[rfc] benchmark reliability

Fri Aug 18 06:56:55 BST 2006

On Fri, Aug 18, 2006 at 01:39:30PM +1000, Martin Pool wrote:
> On 17 Aug 2006, John Arbash Meinel <john at arbash-meinel.com> wrote:
> 
> > Any suggestions?
> > 
> > Running and tweaking under --lsprof is an option, but it penalizes
> > python function calls and object creation too much. I can have a huge
> > lsprof improvement, and only get a minor real improvement.
> 
> Like Robert, I would guess this is caused by Python keeping some memory
> allocated in a pool, so that the second time you use it it's faster.  I
> am surprised it's so substantial though.  You could ask Andrew, or
> Holger for an opinion as they're familiar with Python's innards.

This sounds plausible to me, but I'm not sure of any good way to verify it -- I
don't think there's any way to introspect the obmalloc pools from python code.
Perhaps looking at raw memory usage for the process (or even /proc/self/smaps?)
at various points in time would give an indication.

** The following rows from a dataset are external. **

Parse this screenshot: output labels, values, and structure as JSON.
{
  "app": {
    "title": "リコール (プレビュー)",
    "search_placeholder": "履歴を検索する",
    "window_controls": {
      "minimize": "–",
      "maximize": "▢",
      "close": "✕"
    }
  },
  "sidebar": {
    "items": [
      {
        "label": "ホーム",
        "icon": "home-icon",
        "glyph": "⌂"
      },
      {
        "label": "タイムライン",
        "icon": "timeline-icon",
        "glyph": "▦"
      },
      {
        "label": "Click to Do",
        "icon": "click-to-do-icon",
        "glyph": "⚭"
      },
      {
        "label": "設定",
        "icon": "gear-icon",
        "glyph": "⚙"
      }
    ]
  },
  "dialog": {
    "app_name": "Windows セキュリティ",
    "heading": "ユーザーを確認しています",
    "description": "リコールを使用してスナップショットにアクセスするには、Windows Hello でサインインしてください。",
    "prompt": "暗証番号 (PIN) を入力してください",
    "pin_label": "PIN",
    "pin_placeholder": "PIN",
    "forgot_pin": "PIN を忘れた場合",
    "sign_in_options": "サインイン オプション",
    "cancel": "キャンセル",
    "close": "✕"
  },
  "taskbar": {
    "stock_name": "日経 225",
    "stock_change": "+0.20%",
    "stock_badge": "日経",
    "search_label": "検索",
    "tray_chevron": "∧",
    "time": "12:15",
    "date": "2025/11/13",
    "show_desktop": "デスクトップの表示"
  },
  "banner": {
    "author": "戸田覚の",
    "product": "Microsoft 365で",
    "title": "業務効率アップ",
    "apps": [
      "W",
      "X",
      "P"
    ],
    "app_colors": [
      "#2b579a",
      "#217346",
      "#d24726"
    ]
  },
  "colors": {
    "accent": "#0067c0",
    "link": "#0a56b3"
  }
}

Another thing that can deterministically add noise to benchmarks is Python's
garbage collector -- it periodically looks for and collects cycles depending on
how many object allocations & deallocations have happened.  The knobs to twiddle
are in the gc module.  It may be interesting to run benchmarks with garbage
collection disabled, but that will tend to give slightly better than real
results[1] (and it's what the timeit.py module does).  Perhaps calling
"gc.collect()" between benchmarks will help prevent one benchmark's garbage from
impacting the next's timing.

You could try gc.set_debug(gc.DEBUG_STATS) to get an idea how often the
collector is running and if it's likely to be a problem.

-Andrew.

[1] Although *not* reclaiming memory held by cycles could in theory have a
    negative impact, so who knows?